- Interactive map of Mikes, Texas
- Coordinates: 26°18′53″N 98°38′1″W﻿ / ﻿26.31472°N 98.63361°W
- Country: United States
- State: Texas
- County: Starr

Area
- • Total: 0.1 sq mi (0.26 km^{2})
- • Land: 0.1 sq mi (0.26 km^{2})
- • Water: 0.0 sq mi (0 km^{2})

Population (2020)
- • Total: 942
- • Density: 9,400/sq mi (3,600/km^{2})
- Time zone: UTC-6 (Central (CST))
- • Summer (DST): UTC-5 (CDT)
- Zip Code: 78582

= Mikes, Texas =

Mikes is a census-designated place (CDP) in Starr County, Texas, United States. As of the 2020 census, Mikes had a population of 942.
==Geography==
Mikes is located at (26.314660, -98.633612.)

==Demographics==

Mikes first appeared as a census designated place in the 2010 U.S. census.

Historical population
| Census | Pop. | Note | %± |
| 2010 | 910 |  | — |
| 2020 | 942 |  | 3.5% |
U.S. Decennial Census 1850–1900 1910 1920 1930 1940 1950 1960 1970 1980 1990 2000 2010 2020

===2020 census===

Mikes CDP, Texas – Racial and ethnic composition Note: the US Census treats Hispanic/Latino as an ethnic category. This table excludes Latinos from the racial categories and assigns them to a separate category.
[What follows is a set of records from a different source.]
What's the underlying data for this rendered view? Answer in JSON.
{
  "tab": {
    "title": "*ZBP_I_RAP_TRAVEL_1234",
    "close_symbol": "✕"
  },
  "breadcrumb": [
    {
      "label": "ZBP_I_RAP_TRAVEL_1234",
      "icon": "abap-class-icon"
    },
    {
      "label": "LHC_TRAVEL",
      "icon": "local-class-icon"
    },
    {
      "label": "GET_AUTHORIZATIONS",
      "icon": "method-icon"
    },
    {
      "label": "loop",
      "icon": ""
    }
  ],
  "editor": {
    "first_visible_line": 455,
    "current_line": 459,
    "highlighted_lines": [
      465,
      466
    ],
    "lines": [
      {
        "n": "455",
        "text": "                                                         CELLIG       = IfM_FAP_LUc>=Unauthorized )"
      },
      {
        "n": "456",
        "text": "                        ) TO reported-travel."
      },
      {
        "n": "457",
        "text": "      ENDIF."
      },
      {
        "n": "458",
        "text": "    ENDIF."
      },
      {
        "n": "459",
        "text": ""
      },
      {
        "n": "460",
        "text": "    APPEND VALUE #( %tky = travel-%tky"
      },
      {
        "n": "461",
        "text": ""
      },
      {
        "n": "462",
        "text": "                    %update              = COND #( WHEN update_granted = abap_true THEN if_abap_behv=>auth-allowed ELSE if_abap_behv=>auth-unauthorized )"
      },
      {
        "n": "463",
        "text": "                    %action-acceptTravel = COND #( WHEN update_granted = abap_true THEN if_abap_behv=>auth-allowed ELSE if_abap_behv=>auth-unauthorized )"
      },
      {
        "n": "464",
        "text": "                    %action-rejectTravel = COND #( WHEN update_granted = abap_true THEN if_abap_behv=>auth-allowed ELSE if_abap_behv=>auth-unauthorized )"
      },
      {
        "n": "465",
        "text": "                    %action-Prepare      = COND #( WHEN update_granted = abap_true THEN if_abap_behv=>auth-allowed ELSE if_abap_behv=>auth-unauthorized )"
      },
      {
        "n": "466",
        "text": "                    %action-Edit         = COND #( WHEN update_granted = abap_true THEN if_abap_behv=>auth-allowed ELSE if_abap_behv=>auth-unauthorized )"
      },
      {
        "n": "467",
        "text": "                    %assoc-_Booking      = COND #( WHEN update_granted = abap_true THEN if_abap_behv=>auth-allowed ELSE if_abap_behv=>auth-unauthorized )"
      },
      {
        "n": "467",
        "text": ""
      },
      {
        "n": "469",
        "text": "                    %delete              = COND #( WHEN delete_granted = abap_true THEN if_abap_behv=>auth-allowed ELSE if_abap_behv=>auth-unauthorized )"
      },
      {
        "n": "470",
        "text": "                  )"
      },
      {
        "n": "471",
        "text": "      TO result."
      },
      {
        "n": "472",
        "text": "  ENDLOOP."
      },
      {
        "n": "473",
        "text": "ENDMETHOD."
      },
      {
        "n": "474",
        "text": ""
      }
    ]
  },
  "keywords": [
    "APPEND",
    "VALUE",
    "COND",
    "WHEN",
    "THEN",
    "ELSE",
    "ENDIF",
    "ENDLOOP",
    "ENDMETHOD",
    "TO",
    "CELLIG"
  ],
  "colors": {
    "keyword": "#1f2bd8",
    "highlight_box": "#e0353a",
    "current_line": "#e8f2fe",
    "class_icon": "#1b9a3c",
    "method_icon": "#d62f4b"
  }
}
Hispanics/Latinos may be of any race.
| Race / Ethnicity (NH = Non-Hispanic) | Pop 2010 | Pop 2020 | % 2010 | % 2020 |
|---|---|---|---|---|
| White alone (NH) | 0 | 2 | 0.00% | 0.21% |
| Black or African American alone (NH) | 0 | 0 | 0.00% | 0.00% |
| Native American or Alaska Native alone (NH) | 0 | 0 | 0.00% | 0.00% |
| Asian alone (NH) | 0 | 0 | 0.00% | 0.00% |
| Pacific Islander alone (NH) | 0 | 0 | 0.00% | 0.00% |
| Some Other Race alone (NH) | 0 | 3 | 0.00% | 0.32% |
| Mixed Race or Multi-Racial (NH) | 0 | 0 | 0.00% | 0.00% |
| Hispanic or Latino (any race) | 910 | 937 | 100.00% | 99.47% |
| Total | 910 | 942 | 100.00% | 100.00% |

==Education==
The CDP is within the Rio Grande City Grulla Independent School District (formerly Rio Grande City Consolidated Independent School District.)